A BBC investigation found that some landlords were targeting vulnerable young people with "sex-for-rent" deals.
They argued there was no compulsion on people to respond to such adverts.
But Justice Secretary David Lidington has revealed that such offers may breach the Sexual Offences Act.
Landlords that BBC South East spoke to in April said they did not believe they were breaking the law, with one describing the deals as a "sex with benefits" arrangement.
But Hove MP Peter Kyle pledged to force website operators to ban "exploitative" adverts.
He took the case to the Ministry of Justice and has now been told by Mr Lidington that "such acts/arrangements are already a criminal offence in England and Wales by virtue of the Sexual Offences Act 2003".

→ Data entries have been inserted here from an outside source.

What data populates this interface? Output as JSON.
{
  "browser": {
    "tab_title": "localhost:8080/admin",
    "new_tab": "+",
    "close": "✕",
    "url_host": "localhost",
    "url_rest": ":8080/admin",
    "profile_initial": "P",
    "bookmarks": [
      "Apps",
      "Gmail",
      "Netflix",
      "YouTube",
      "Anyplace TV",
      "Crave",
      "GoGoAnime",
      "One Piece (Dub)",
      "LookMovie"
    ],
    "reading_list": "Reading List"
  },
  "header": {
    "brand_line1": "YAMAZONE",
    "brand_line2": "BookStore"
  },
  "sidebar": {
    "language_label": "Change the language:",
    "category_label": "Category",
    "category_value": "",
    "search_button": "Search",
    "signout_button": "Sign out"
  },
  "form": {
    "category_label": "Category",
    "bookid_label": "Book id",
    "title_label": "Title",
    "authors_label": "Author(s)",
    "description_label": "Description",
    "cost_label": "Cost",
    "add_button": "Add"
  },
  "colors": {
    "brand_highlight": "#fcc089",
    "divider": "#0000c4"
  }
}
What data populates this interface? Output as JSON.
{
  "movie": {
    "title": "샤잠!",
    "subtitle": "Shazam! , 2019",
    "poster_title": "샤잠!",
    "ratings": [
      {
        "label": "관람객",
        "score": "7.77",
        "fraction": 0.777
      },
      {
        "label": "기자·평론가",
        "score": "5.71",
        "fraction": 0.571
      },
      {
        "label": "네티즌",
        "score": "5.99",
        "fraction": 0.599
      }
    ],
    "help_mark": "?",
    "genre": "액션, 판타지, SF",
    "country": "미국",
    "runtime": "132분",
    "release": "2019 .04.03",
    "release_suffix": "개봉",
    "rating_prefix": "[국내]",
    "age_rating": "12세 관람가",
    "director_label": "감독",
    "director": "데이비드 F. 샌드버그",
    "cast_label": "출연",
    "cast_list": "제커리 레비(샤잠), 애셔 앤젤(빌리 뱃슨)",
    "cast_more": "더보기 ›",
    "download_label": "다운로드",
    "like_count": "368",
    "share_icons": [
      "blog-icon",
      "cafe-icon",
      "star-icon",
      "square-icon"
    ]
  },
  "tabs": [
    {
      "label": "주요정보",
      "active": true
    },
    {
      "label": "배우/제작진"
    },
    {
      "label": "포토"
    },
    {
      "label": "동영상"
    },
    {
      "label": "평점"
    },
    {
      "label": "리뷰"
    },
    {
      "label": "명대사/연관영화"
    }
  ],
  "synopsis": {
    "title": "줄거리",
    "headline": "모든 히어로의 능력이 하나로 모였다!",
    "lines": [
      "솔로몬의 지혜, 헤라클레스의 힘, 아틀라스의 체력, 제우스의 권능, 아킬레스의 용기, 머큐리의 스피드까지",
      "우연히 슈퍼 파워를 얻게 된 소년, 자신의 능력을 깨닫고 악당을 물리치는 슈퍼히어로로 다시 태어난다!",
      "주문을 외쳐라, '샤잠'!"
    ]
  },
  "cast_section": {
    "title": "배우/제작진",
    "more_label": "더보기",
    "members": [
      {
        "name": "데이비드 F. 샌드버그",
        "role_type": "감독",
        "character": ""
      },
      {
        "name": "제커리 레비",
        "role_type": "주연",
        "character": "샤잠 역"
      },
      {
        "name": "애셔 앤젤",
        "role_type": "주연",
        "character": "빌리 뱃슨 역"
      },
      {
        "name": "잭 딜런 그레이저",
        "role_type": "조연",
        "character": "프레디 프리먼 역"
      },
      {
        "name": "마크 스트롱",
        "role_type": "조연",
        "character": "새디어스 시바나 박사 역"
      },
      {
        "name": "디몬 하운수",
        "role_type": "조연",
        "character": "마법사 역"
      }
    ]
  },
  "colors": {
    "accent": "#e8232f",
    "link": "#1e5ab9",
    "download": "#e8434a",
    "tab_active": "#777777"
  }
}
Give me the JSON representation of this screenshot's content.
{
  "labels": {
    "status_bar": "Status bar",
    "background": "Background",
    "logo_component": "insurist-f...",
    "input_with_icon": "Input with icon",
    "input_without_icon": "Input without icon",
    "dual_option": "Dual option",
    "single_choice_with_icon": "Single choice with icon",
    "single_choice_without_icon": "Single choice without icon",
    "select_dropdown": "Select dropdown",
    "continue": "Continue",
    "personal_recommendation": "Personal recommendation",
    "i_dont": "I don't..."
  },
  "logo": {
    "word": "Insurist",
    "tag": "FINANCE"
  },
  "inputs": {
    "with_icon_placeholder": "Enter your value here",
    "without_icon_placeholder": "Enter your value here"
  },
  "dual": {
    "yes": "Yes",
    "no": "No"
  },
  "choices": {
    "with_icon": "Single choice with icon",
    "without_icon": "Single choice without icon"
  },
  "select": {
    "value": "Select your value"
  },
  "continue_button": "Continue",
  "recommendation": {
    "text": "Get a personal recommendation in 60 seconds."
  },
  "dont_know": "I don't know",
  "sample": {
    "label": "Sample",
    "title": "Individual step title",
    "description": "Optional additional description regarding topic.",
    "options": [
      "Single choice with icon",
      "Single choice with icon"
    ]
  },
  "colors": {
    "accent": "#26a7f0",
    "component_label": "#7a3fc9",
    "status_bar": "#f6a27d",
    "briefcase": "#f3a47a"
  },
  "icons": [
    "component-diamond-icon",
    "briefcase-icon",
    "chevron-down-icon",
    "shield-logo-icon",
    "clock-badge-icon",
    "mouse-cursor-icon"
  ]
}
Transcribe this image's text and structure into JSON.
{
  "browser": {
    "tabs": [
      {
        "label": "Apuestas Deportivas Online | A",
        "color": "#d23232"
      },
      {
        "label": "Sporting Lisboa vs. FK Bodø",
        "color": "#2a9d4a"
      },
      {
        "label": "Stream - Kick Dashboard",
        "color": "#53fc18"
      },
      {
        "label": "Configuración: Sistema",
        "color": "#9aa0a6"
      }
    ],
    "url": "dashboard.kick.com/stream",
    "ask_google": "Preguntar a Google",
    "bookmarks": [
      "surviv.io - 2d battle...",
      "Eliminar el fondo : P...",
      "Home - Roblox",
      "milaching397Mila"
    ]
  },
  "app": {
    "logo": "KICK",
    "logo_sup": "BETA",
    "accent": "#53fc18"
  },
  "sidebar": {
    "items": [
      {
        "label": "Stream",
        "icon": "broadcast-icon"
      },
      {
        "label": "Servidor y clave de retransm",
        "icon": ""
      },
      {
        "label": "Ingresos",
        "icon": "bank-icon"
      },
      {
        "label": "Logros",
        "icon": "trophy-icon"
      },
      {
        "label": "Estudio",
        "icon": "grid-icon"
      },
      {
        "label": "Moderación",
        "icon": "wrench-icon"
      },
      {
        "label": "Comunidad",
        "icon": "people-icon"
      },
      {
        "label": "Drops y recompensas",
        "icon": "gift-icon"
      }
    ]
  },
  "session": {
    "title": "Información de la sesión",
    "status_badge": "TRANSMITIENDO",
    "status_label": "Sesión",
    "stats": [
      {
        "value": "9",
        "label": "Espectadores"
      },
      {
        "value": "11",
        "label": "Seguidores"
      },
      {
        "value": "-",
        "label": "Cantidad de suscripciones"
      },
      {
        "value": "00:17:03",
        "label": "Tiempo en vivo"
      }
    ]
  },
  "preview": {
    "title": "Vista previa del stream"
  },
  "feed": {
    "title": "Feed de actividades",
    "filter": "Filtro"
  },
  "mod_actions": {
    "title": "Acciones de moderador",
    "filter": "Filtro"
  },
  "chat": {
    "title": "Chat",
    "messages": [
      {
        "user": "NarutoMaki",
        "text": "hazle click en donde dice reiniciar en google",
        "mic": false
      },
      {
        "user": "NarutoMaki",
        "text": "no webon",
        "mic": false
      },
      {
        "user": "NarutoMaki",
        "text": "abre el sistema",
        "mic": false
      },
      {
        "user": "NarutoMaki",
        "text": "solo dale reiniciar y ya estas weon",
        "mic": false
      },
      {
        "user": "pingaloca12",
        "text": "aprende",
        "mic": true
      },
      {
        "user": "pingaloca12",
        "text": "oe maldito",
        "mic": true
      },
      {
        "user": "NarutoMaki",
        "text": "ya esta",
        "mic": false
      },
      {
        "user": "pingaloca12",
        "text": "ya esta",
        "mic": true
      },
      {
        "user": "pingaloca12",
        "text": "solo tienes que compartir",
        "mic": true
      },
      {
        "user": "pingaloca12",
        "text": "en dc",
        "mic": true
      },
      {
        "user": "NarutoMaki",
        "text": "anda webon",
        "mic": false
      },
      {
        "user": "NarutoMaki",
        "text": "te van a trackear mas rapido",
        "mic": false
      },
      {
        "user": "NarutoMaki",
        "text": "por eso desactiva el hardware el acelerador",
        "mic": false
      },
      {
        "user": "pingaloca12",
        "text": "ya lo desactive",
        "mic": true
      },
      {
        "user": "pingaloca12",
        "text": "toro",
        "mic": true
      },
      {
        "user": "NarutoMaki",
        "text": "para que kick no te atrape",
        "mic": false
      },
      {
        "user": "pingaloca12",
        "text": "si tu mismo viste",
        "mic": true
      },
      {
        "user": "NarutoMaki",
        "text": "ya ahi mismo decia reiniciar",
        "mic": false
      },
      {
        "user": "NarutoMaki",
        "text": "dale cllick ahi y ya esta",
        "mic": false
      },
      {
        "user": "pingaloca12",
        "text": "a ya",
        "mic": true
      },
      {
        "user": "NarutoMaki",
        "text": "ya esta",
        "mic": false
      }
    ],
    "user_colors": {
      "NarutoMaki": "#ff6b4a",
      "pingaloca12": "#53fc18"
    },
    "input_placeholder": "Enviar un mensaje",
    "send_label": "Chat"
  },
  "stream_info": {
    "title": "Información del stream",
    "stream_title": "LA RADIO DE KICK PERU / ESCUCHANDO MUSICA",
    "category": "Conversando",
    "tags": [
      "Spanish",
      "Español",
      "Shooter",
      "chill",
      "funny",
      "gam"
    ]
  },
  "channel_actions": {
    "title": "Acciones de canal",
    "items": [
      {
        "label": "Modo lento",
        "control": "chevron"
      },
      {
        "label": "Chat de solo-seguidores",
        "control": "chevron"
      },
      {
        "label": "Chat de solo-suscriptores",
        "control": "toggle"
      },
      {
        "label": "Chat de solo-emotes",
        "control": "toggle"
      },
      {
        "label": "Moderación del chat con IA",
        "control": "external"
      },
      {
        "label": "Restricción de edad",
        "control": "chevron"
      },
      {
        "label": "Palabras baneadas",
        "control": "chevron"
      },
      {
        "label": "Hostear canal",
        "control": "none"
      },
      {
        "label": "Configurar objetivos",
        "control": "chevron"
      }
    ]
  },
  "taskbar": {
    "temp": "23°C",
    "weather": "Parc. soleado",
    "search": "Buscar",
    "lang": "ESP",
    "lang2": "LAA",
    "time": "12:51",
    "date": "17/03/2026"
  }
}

Mr Lidington said in a letter: "Taken together, these [provisions] essentially mean that an offence is committed when a person offers accommodation in return for sex, as they are inciting/causing another person to have sex with them in return for 'payment'."
Adverts seen by BBC South East included one posted by a Maidstone man asking for a woman to move in and pretend to be his girlfriend, another publicising a double room available in Rochester in exchange for "services" and one in Brighton targeting younger men.
Tenants said they feared they would lose their accommodation if they did not comply with requests for sex.
But Mr Lidington's letter suggests police already have the weapons to take action against landlords imposing such demands on tenants and says the offence carries a prison sentence of up to seven years.
Labour MP Mr Kyle said: "This is an incredibly significant moment, and it's going to protect vulnerable people enormously.
"Right now there are people out there advertising accommodation in return for sex. I want to see them prosecuted; I want to see them go through the courts process; I want to see them convicted, and I want to see them go to jail."
Balbir Chatrik, director of policy at Centrepoint homeless charity, added: "These landlords need to know this is not acceptable and they need to feel the full force of the law if they resort to these kind of adverts."